High performance and selectivity recovery of Au(III) from waste solution using the RFU resin

Abstract Designing and synthesizing high activity adsorption materials for recycling precious metals is essential to meeting the needs of the high-tech industry. Here, a new adsorbent material RFU is prepared by grafting urea onto the phenolic resin by one-step hydrothermal synthesis method. It has been proved that RFU microspheres had extremely high absorption capacity and excellent selectivity (the adsorption capacity can reach 1600 mg/g when the initial concentration of Au(III) is 1 g/L) for Au(III). Different factors affecting the adsorption process such as pH, adsorption capacity, selectivity, contact time, and reusability were systematically investigated. FT-IR, SEM, TEM and XPS were used to characterize the adsorbent before and after adsorption. The adsorption isotherm was found to be consistent with the Langmuir isotherm model, and the kinetic was consistent with the pseudo-second-order kinetic model. Further regeneration and cyclic adsorption indicate that RFU can be recycled at least four times.
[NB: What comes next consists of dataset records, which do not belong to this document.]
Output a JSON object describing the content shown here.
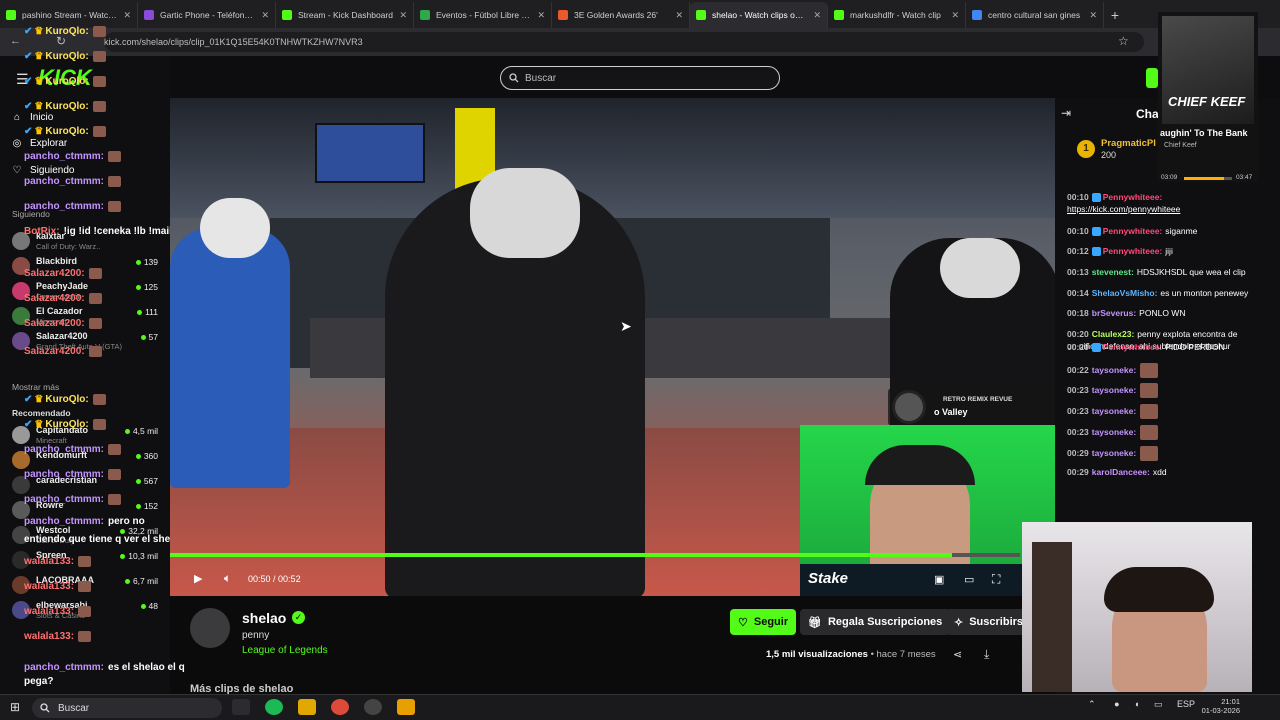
{
  "browser": {
    "tabs": [
      {
        "label": "pashino Stream - Watch L",
        "color": "#53fc18"
      },
      {
        "label": "Gartic Phone - Teléfono D",
        "color": "#8a4bd8"
      },
      {
        "label": "Stream - Kick Dashboard",
        "color": "#53fc18"
      },
      {
        "label": "Eventos - Fútbol Libre TV",
        "color": "#2ea84a"
      },
      {
        "label": "3E Golden Awards 26'",
        "color": "#e85a2b"
      },
      {
        "label": "shelao - Watch clips on K",
        "color": "#53fc18"
      },
      {
        "label": "markushdlfr - Watch clip",
        "color": "#53fc18"
      },
      {
        "label": "centro cultural san gines",
        "color": "#4285f4"
      }
    ],
    "active_tab": 5,
    "url": "kick.com/shelao/clips/clip_01K1Q15E54K0TNHWTKZHW7NVR3"
  },
  "kick": {
    "logo": "KICK",
    "search_placeholder": "Buscar",
    "nav": [
      {
        "label": "Inicio",
        "icon": "home-icon"
      },
      {
        "label": "Explorar",
        "icon": "compass-icon"
      },
      {
        "label": "Siguiendo",
        "icon": "heart-icon"
      }
    ],
    "section_following": "Siguiendo",
    "section_recommended": "Recomendado",
    "show_more": "Mostrar más",
    "following": [
      {
        "name": "kaixtar",
        "game": "Call of Duty: Warz..",
        "viewers": "",
        "color": "#777"
      },
      {
        "name": "Blackbird",
        "game": "",
        "viewers": "139",
        "color": "#8a4b44"
      },
      {
        "name": "PeachyJade",
        "game": "Conversación",
        "viewers": "125",
        "color": "#c73a6b"
      },
      {
        "name": "El Cazador",
        "game": "Minecraft",
        "viewers": "111",
        "color": "#3a7a3a"
      },
      {
        "name": "Salazar4200",
        "game": "Grand Theft Auto V (GTA)",
        "viewers": "57",
        "color": "#6a4b8a"
      }
    ],
    "recommended": [
      {
        "name": "Capitandato",
        "game": "Minecraft",
        "viewers": "4,5 mil",
        "color": "#999"
      },
      {
        "name": "Kendomurft",
        "game": "",
        "viewers": "360",
        "color": "#a86a2b"
      },
      {
        "name": "caradecristian",
        "game": "",
        "viewers": "567",
        "color": "#3a3a3a"
      },
      {
        "name": "Rowre",
        "game": "",
        "viewers": "152",
        "color": "#5a5a5a"
      },
      {
        "name": "Westcol",
        "game": "Call of Duty",
        "viewers": "32,2 mil",
        "color": "#444"
      },
      {
        "name": "Spreen",
        "game": "",
        "viewers": "10,3 mil",
        "color": "#2a2a2a"
      },
      {
        "name": "LACOBRAAA",
        "game": "",
        "viewers": "6,7 mil",
        "color": "#6a3a2a"
      },
      {
        "name": "elbewarsabi",
        "game": "Slots & Casino",
        "viewers": "48",
        "color": "#4a4a8a"
      }
    ]
  },
  "overlay_chat": [
    {
      "user": "KuroQlo:",
      "msg": "",
      "cls": "u1",
      "badge": "crown"
    },
    {
      "user": "KuroQlo:",
      "msg": "",
      "cls": "u1",
      "badge": "crown"
    },
    {
      "user": "KuroQlo:",
      "msg": "",
      "cls": "u1",
      "badge": "crown"
    },
    {
      "user": "KuroQlo:",
      "msg": "",
      "cls": "u1",
      "badge": "crown"
    },
    {
      "user": "KuroQlo:",
      "msg": "",
      "cls": "u1",
      "badge": "crown"
    },
    {
      "user": "pancho_ctmmm:",
      "msg": "",
      "cls": "u2",
      "badge": ""
    },
    {
      "user": "pancho_ctmmm:",
      "msg": "",
      "cls": "u2",
      "badge": ""
    },
    {
      "user": "pancho_ctmmm:",
      "msg": "",
      "cls": "u2",
      "badge": ""
    },
    {
      "user": "BotRix:",
      "msg": "!ig !id !ceneka !lb !mail",
      "cls": "u3",
      "badge": ""
    },
    {
      "user": "Salazar4200:",
      "msg": "",
      "cls": "u3",
      "badge": ""
    },
    {
      "user": "Salazar4200:",
      "msg": "",
      "cls": "u3",
      "badge": ""
    },
    {
      "user": "Salazar4200:",
      "msg": "",
      "cls": "u3",
      "badge": ""
    },
    {
      "user": "Salazar4200:",
      "msg": "",
      "cls": "u3",
      "badge": ""
    },
    {
      "user": "KuroQlo:",
      "msg": "",
      "cls": "u1",
      "badge": "crown"
    },
    {
      "user": "KuroQlo:",
      "msg": "",
      "cls": "u1",
      "badge": "crown"
    },
    {
      "user": "pancho_ctmmm:",
      "msg": "",
      "cls": "u2",
      "badge": ""
    },
    {
      "user": "pancho_ctmmm:",
      "msg": "",
      "cls": "u2",
      "badge": ""
    },
    {
      "user": "pancho_ctmmm:",
      "msg": "",
      "cls": "u2",
      "badge": ""
    },
    {
      "user": "pancho_ctmmm:",
      "msg": "pero no",
      "cls": "u2",
      "badge": ""
    },
    {
      "user": "",
      "msg": "entiendo que tiene q ver el shelao",
      "cls": "u2",
      "badge": ""
    },
    {
      "user": "walala133:",
      "msg": "",
      "cls": "u3",
      "badge": ""
    },
    {
      "user": "walala133:",
      "msg": "",
      "cls": "u3",
      "badge": ""
    },
    {
      "user": "walala133:",
      "msg": "",
      "cls": "u3",
      "badge": ""
    },
    {
      "user": "walala133:",
      "msg": "",
      "cls": "u3",
      "badge": ""
    },
    {
      "user": "pancho_ctmmm:",
      "msg": "es el shelao el q",
      "cls": "u2",
      "badge": ""
    },
    {
      "user": "",
      "msg": "pega?",
      "cls": "u2",
      "badge": ""
    }
  ],
  "video": {
    "time_current": "00:50",
    "time_total": "00:52",
    "progress": 0.92,
    "music_channel": "RETRO REMIX REVUE",
    "music_title": "o Valley",
    "sponsor": "Stake"
  },
  "channel": {
    "name": "shelao",
    "clip_title": "penny",
    "category": "League of Legends",
    "follow_label": "Seguir",
    "gift_label": "Regala Suscripciones",
    "subscribe_label": "Suscribirs",
    "views": "1,5 mil visualizaciones",
    "ago": "• hace 7 meses",
    "more_clips": "Más clips de shelao"
  },
  "chat": {
    "title": "Cha",
    "pinned_name": "PragmaticPl",
    "pinned_count": "200",
    "messages": [
      {
        "time": "00:10",
        "user": "Pennywhiteee:",
        "text": "",
        "color": "#ff4a7a",
        "badge": true
      },
      {
        "time": "",
        "user": "",
        "text": "https://kick.com/pennywhiteee",
        "color": "#fff",
        "badge": false,
        "link": true
      },
      {
        "time": "00:10",
        "user": "Pennywhiteee:",
        "text": "siganme",
        "color": "#ff4a7a",
        "badge": true
      },
      {
        "time": "00:12",
        "user": "Pennywhiteee:",
        "text": "jiji",
        "color": "#ff4a7a",
        "badge": true
      },
      {
        "time": "00:13",
        "user": "stevenest:",
        "text": "HDSJKHSDL que wea el clip",
        "color": "#5ee88a",
        "badge": false
      },
      {
        "time": "00:14",
        "user": "ShelaoVsMisho:",
        "text": "es un monton penewey",
        "color": "#5eb6ff",
        "badge": false
      },
      {
        "time": "00:18",
        "user": "brSeverus:",
        "text": "PONLO WN",
        "color": "#c494ff",
        "badge": false
      },
      {
        "time": "00:20",
        "user": "Claulex23:",
        "text": "penny explota encontra de",
        "color": "#b8ff5e",
        "badge": false
      },
      {
        "time": "",
        "user": "",
        "text": "un niño indefenso. ahi subiendolo el tioshur",
        "color": "#fff",
        "badge": false
      },
      {
        "time": "00:20",
        "user": "Pennywhiteee:",
        "text": "PIDO PERDON",
        "color": "#ff4a7a",
        "badge": true
      },
      {
        "time": "00:22",
        "user": "taysoneke:",
        "text": "",
        "color": "#c494ff",
        "badge": false,
        "emote": true
      },
      {
        "time": "00:23",
        "user": "taysoneke:",
        "text": "",
        "color": "#c494ff",
        "badge": false,
        "emote": true
      },
      {
        "time": "00:23",
        "user": "taysoneke:",
        "text": "",
        "color": "#c494ff",
        "badge": false,
        "emote": true
      },
      {
        "time": "00:23",
        "user": "taysoneke:",
        "text": "",
        "color": "#c494ff",
        "badge": false,
        "emote": true
      },
      {
        "time": "00:29",
        "user": "taysoneke:",
        "text": "",
        "color": "#c494ff",
        "badge": false,
        "emote": true
      },
      {
        "time": "00:29",
        "user": "karolDanceee:",
        "text": "xdd",
        "color": "#c494ff",
        "badge": false
      }
    ]
  },
  "music_widget": {
    "artist_art": "CHIEF KEEF",
    "song": "aughin' To The Bank",
    "artist": "Chief Keef",
    "elapsed": "03:09",
    "total": "03:47"
  },
  "taskbar": {
    "search": "Buscar",
    "lang": "ESP",
    "time": "21:01",
    "date": "01-03-2026"
  }
}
Combining its characterization with kinetic and thermodynamic data, we drew the conclusion that N H and C = O of RFU played an important part during adsorption. The strong soft-soft interaction between N, O atoms and Au atoms gives the material excellent gold ion adsorption capacity and adsorption selectivity. These findings can broaden the path for the use of nitrogen-rich nanomaterials in gold ion recovery.